Эта живая человеческая река все текла и текла себе, пока навстречу ей не повалили те, кто шел во главе колонны. Они уже дошли до Талги, и не обнаружили там ни красавицы, ни красноармейцев с хлебом, ни самого удава, и, страшно ругаясь, повернули обратно в город. Но! Мои махачкалинцы не были бы махачкалинцами, если бы сразу поверили, что ничего там в этих Талгах нет. Они не отступили, они продолжали идти. Надеясь на впечатление, надеясь на необычное, сенсационное, как сейчас бы сказали. И вот в память об их упорстве, их вере в небывалое, из-ряда-вон-выходящее, сминающее обыденность, я бы дала им этого удава. Высекла бы его в скале, чтоб не весь был виден, чтоб только пара изгибов могучего змеиного туловища, уходящего в камень, намекающего на непредставимость размеров. Потому что моим драгоценным землякам сколько удава не отмеряй, а все равно будет маловато.
КАК ТЫ, ГОРОД?
И я такая же. И мне маловато! И поэтому, хотя уже давно пора заканчивать текст, я все-таки пишу за себя и за всех, кто здесь когда-то жил:
«У нас на загорелых шеях ожерелья из мелких прозрачных ракушек, где чередуются «ключики» и «замочки», на коже – соль, в исцарапанных руках ветки со спелыми ягодами терна и красного боярышника. У нас в волосах запутался ветер, что здесь дует всегда и всегда в лицо. Наши голоса сорваны от крика, и нам трудно даются слова нежности. Мы ложимся спать, строго определяя себя в пространстве, чтоб головой непременно к Тарки-Тау, а ногами обязательно к морю.

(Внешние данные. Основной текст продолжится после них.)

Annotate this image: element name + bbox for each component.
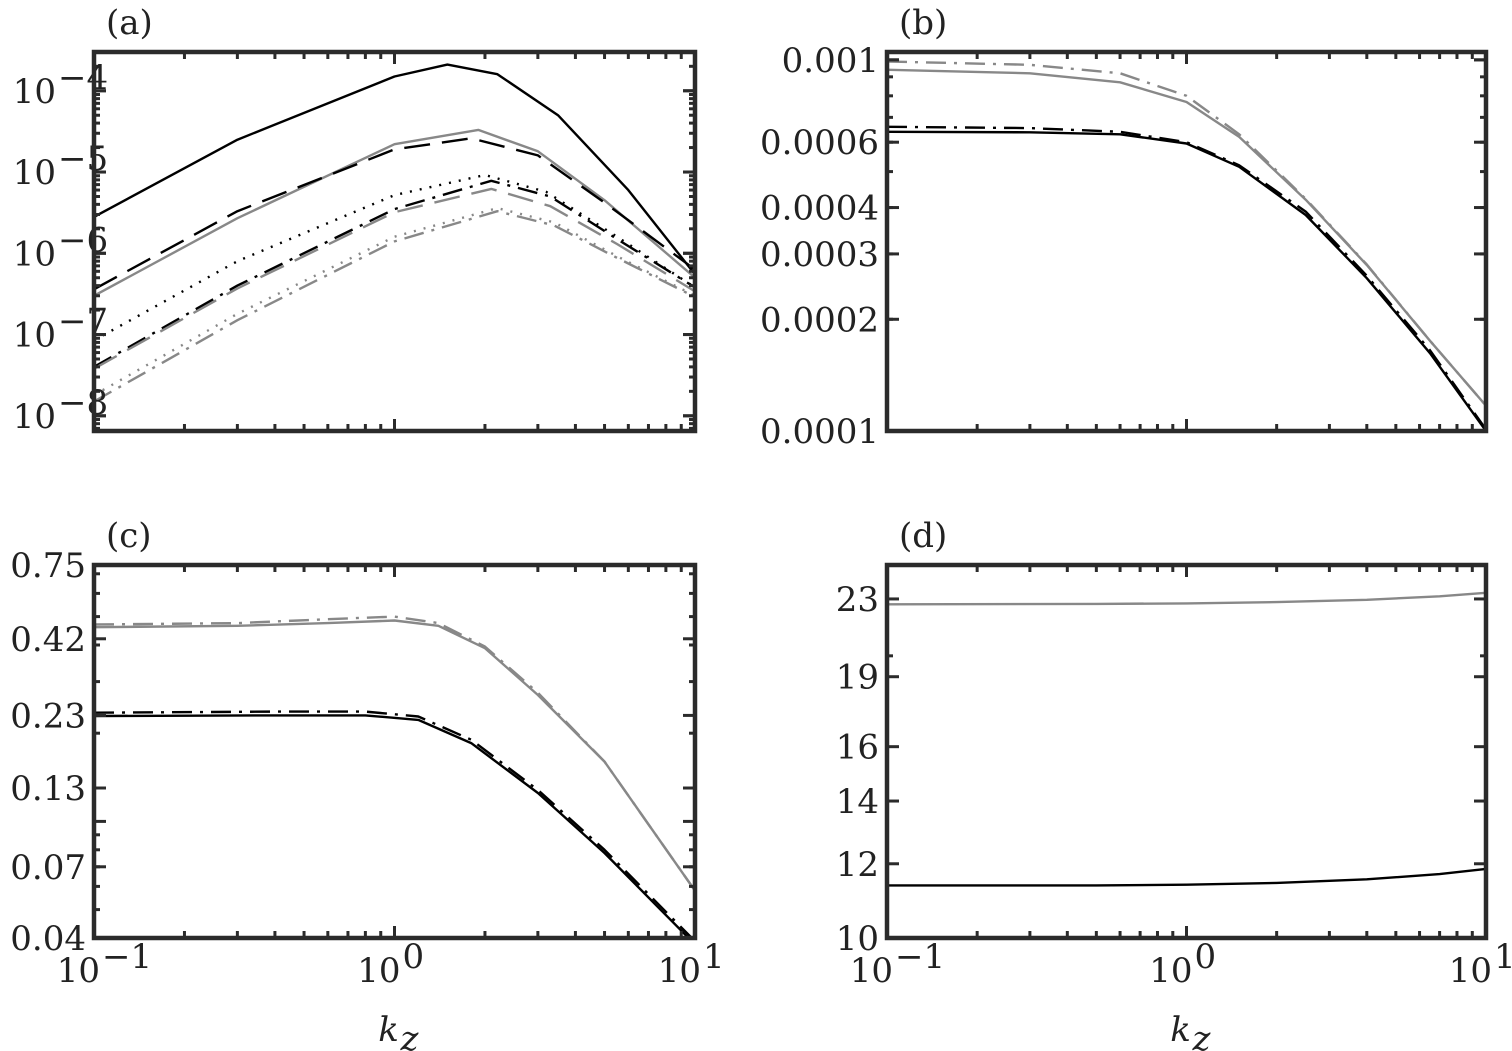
x-axis-label: k xyxy=(1170,1010,1191,1050)
series-gray-dashed xyxy=(94,187,695,370)
plot-frame xyxy=(91,562,698,941)
x-tick-label: 10 xyxy=(850,951,893,991)
x-tick-exponent: 1 xyxy=(1494,937,1512,977)
y-tick-label: 12 xyxy=(836,845,879,885)
series-group xyxy=(887,60,1486,431)
panel-label: (c) xyxy=(106,516,152,556)
y-tick-exponent: −8 xyxy=(58,383,108,423)
x-tick-exponent: 0 xyxy=(403,937,425,977)
x-tick-label: 10 xyxy=(1149,951,1192,991)
x-tick-label: 10 xyxy=(57,951,100,991)
series-black-dashdot xyxy=(887,125,1486,431)
y-tick-label: 0.0006 xyxy=(760,123,879,163)
y-tick-label: 16 xyxy=(836,728,879,768)
series-black-solid xyxy=(887,867,1486,887)
y-tick-label: 0.13 xyxy=(10,769,86,809)
y-tick-exponent: −6 xyxy=(58,220,108,260)
y-tick-label: 0.0003 xyxy=(760,235,879,275)
y-tick-label: 10 xyxy=(13,153,56,193)
y-tick-label: 0.23 xyxy=(10,696,86,736)
panel-2: 0.001 0.0006 0.0004 0.0003 0.0002 0.0001 (b) xyxy=(760,3,1489,452)
series-group xyxy=(94,63,695,403)
y-tick-label: 10 xyxy=(13,72,56,112)
x-axis-label-subscript: z xyxy=(400,1019,420,1051)
series-gray-solid xyxy=(94,619,695,892)
series-black-dashed xyxy=(94,137,695,291)
y-tick-label: 0.0004 xyxy=(760,189,879,229)
series-black-dashdot xyxy=(94,179,695,368)
y-tick-label: 10 xyxy=(13,234,56,274)
series-group xyxy=(94,615,695,938)
panel-label: (d) xyxy=(899,516,947,556)
y-tick-label: 0.07 xyxy=(10,848,86,888)
y-tick-label: 10 xyxy=(13,397,56,437)
panel-label: (b) xyxy=(899,3,947,43)
series-gray-solid xyxy=(94,128,695,297)
series-gray-dashdot xyxy=(94,210,695,403)
y-tick-label: 0.75 xyxy=(10,546,86,586)
y-tick-label: 0.42 xyxy=(10,620,86,660)
panel-label: (a) xyxy=(106,3,153,43)
panel-1: 10−410−510−610−710 −8(a) xyxy=(13,3,698,437)
x-tick-exponent: −1 xyxy=(102,937,152,977)
x-axis-label-subscript: z xyxy=(1192,1019,1212,1051)
series-black-dashdot xyxy=(94,710,694,938)
y-tick-label: 14 xyxy=(836,782,879,822)
series-gray-solid xyxy=(887,591,1486,606)
x-tick-exponent: 1 xyxy=(703,937,725,977)
series-gray-dashdot xyxy=(887,60,1486,407)
series-gray-solid xyxy=(887,68,1486,407)
y-tick-label: 23 xyxy=(836,580,879,620)
y-tick-label: 0.001 xyxy=(782,41,879,81)
y-tick-label: 10 xyxy=(836,919,879,959)
x-tick-exponent: 0 xyxy=(1195,937,1217,977)
series-gray-dashed xyxy=(94,615,695,892)
y-tick-exponent: −4 xyxy=(58,58,108,98)
y-tick-exponent: −7 xyxy=(58,302,108,342)
y-tick-label: 0.04 xyxy=(10,919,86,959)
plot-frame xyxy=(884,562,1489,941)
x-tick-exponent: −1 xyxy=(895,937,945,977)
series-black-solid xyxy=(887,130,1486,431)
y-tick-exponent: −5 xyxy=(58,139,108,179)
x-tick-label: 10 xyxy=(1449,951,1492,991)
y-tick-label: 19 xyxy=(836,658,879,698)
series-black-solid xyxy=(94,714,691,938)
series-group xyxy=(887,591,1486,887)
x-tick-label: 10 xyxy=(357,951,400,991)
x-tick-label: 10 xyxy=(658,951,701,991)
series-gray-dotted xyxy=(94,206,695,397)
x-axis-label: k xyxy=(378,1010,399,1050)
y-tick-label: 10 xyxy=(13,316,56,356)
plot-frame xyxy=(884,49,1489,434)
y-tick-label: 0.0001 xyxy=(760,412,879,452)
y-tick-label: 0.0002 xyxy=(760,300,879,340)
plot-frame xyxy=(91,49,698,434)
series-black-solid xyxy=(94,63,695,276)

Будто готовимся вскочить и бежать туда, где простор, если разбудят посреди ночи всполохи и крики. И побежим, полуслепые, с миражами под сонным веком, ввинтимся твердой круглой пяткой в песок, бросимся в воду, нырнем. И после пары секунд удушья освоимся, развернем плавники и ласты, поплывем. С любопытством высунем из воды круглую тюленью голову – что там? Как город, который оставили? Славно горит или так себе?»